Inauguração da primeira basílica

Basílica velha | Imagem: reprodução/Portal A12

Foi em junho de 1888 que o bispo de São Paulo, Dom Lino D. R. de Carvalho, inaugurou a Igreja de Monte Carmelo, conhecida hoje como a Basílica Velha. Essa igreja foi reformada e ampliada em 1768 e recebeu aquarelas do pintor Thomas Ender em 1817, quando ele passou pelo Santuário.

A criação da Paróquia de Aparecida e a concessão à basílica do título de Episcopal Santuário de Nossa Senhora da Conceição Aparecida, ocorreu em 1893 e foi assinada por Dom Lino.

A coroação

Em 1904, ocorreu a coroação da imagem da Mãe Aparecida, reunindo aproximadamente 15 mil pessoas, 12 bispos e centenas de padres. Na ocasião, a Missa foi celebrada pelo Núncio Apostólico, Dom Júlio Tonti, e a coroação foi feita pelo então bispo de São Paulo, Dom José de Camargo.

Colaboração dos Papas

Em 1895, Leão XIII fixou as celebrações da festa da Santa apenas para o primeiro domingo de maio. Em 1906, São Pio X concedeu a realização de missa e ofício dedicados a Nossa Senhora Aparecida. Com isso, o título foi introduzido no Missal Romano e no Breviário da Igreja Católica.

Em 1925, Pio XI concedeu indulgências plenárias aos fiéis que visitassem o Santuário. Os sacerdotes que acompanhavam as peregrinações receberam a autorização de celebrar uma Missa votiva solene, no altar da imagem milagrosa, com o intuito de favorecer a piedade e a devoção dos fiéis.

Proclamada padroeira do Brasil

Cerimônia solene em celebração à proclamação da padroeira | Foto: CDM/Santuário Nacional

Em 1930, Nossa Senhora Aparecida foi finalmente proclamada padroeira do Brasil, pelo Papa Pio XI. O decreto do Sumo Pontífice foi comemorado em 1931, com uma celebração na Esplanada do Castelo, na Baía de Guanabara, no Rio de Janeiro. A cerimônia contou com a presença do então presidente do país, Getúlio Vargas.

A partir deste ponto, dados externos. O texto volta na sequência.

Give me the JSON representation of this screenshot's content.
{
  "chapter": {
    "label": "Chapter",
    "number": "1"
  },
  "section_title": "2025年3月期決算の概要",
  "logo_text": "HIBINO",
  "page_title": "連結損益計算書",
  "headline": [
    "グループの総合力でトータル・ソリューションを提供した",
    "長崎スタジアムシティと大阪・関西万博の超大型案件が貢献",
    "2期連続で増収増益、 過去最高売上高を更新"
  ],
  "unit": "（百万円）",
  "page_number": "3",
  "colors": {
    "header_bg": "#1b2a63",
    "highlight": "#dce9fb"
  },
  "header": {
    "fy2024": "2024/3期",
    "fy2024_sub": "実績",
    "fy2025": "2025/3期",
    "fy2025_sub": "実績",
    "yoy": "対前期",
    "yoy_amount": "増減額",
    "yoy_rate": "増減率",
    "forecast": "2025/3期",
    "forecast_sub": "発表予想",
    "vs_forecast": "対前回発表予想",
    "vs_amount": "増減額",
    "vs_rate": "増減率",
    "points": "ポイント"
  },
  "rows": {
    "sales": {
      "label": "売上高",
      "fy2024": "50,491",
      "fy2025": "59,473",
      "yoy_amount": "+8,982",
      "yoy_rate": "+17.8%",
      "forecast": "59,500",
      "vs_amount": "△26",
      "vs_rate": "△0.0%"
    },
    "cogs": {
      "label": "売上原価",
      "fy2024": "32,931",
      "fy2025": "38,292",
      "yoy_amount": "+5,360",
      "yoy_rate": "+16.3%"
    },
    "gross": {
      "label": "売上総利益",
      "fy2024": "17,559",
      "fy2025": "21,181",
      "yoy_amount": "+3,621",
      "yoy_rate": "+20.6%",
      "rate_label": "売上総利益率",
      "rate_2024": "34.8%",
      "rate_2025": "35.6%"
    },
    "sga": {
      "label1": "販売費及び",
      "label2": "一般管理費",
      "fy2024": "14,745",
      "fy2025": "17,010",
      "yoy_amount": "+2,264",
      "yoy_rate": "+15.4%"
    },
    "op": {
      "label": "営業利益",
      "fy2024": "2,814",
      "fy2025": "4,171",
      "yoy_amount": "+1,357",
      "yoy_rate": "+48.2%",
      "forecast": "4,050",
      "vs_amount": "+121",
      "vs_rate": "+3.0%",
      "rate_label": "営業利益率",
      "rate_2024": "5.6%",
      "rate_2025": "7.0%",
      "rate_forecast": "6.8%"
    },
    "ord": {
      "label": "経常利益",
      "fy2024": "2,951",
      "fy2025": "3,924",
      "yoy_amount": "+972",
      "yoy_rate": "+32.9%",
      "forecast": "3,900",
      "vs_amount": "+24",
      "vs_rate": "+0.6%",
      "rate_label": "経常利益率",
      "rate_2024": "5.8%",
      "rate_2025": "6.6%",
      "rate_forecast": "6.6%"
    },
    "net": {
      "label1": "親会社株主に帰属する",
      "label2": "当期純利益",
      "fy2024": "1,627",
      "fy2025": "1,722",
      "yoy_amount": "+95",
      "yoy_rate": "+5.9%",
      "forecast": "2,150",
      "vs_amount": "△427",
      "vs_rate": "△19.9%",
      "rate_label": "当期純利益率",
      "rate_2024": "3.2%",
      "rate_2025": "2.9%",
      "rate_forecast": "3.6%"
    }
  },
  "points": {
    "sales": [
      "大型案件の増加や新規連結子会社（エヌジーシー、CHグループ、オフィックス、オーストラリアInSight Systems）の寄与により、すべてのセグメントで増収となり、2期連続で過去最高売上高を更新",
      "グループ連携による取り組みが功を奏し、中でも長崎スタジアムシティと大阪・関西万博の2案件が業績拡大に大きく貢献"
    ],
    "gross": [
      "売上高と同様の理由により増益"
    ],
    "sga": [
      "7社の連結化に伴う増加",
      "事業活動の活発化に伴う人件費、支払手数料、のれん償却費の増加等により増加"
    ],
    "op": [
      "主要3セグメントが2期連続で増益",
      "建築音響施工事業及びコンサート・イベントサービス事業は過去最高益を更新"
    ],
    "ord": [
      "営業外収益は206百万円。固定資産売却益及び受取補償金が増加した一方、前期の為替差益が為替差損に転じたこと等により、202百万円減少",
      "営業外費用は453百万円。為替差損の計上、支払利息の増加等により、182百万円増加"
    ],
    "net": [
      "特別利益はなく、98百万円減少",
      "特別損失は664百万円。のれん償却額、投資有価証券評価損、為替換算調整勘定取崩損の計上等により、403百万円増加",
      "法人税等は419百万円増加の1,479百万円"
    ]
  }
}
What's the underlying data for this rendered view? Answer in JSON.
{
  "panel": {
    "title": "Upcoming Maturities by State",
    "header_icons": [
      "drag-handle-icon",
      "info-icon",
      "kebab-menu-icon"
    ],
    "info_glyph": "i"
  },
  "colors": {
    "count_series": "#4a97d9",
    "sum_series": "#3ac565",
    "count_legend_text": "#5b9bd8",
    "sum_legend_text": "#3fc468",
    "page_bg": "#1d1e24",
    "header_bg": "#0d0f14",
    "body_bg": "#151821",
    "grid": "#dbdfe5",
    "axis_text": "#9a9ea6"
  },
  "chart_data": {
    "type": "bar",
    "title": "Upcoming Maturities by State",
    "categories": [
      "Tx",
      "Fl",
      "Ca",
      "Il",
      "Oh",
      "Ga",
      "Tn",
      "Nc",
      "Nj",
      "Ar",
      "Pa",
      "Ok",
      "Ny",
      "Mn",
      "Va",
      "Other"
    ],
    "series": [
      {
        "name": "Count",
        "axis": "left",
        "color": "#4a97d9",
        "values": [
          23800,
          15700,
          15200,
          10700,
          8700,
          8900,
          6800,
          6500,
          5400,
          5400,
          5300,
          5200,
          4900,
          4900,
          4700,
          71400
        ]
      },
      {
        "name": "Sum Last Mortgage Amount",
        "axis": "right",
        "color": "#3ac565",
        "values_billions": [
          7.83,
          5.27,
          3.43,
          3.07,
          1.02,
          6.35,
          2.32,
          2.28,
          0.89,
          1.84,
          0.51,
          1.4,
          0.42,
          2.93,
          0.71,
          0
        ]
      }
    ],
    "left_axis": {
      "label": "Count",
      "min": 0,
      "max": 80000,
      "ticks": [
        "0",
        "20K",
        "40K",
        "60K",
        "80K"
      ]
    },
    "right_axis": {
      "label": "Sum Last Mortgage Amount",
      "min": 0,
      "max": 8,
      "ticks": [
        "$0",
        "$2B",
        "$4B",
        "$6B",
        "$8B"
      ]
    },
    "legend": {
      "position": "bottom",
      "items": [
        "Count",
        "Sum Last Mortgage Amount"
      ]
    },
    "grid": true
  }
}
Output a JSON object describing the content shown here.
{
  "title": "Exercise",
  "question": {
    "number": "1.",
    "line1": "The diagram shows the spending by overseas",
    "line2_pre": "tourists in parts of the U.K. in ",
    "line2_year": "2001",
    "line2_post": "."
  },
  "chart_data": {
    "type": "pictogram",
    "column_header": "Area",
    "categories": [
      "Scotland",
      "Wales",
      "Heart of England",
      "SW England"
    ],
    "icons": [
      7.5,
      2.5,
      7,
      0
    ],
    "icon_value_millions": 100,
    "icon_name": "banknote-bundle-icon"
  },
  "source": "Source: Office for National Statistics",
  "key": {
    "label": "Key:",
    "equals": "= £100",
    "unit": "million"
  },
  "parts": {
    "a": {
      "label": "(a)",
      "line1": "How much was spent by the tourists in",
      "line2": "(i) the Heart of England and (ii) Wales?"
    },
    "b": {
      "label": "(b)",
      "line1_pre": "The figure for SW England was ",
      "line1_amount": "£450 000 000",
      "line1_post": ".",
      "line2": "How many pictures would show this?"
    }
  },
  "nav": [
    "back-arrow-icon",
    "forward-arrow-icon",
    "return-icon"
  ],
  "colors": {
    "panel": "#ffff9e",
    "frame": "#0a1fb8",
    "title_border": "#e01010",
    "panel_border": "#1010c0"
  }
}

Imagem quebrada e restaurada

Em 1978, um jovem identificado como Rogério Marcos de Oliveira (19) foi até o Santuário, durante a noite, e quebrou o vidro do nicho de Nossa Senhora Aparecida, pegando a imagem. Ao ser flagrado pelo guarda do templo, o criminoso soltou a imagem, que se partiu em mais de 200 partes.

A estatueta foi reconstruída em 33 dias, pela restauradora Maria Helena Chartuni, e voltou ao Santuário em julho de 1979.

A nova basílica

A construção do novo Santuário Nacional teve início em novembro de 1955 e a primeira Missa no templo ocorreu em setembro de 56. O atendimento aos romeiros começou a ser feito em 21 de junho de 1959.

As atividades religiosas passaram a ser realizadas na nova basílica, de maneira definitiva, em outubro de 1982, quando a imagem milagrosa de Nossa Senhora foi transferida da antiga basílica para a nova, onde permanece até hoje.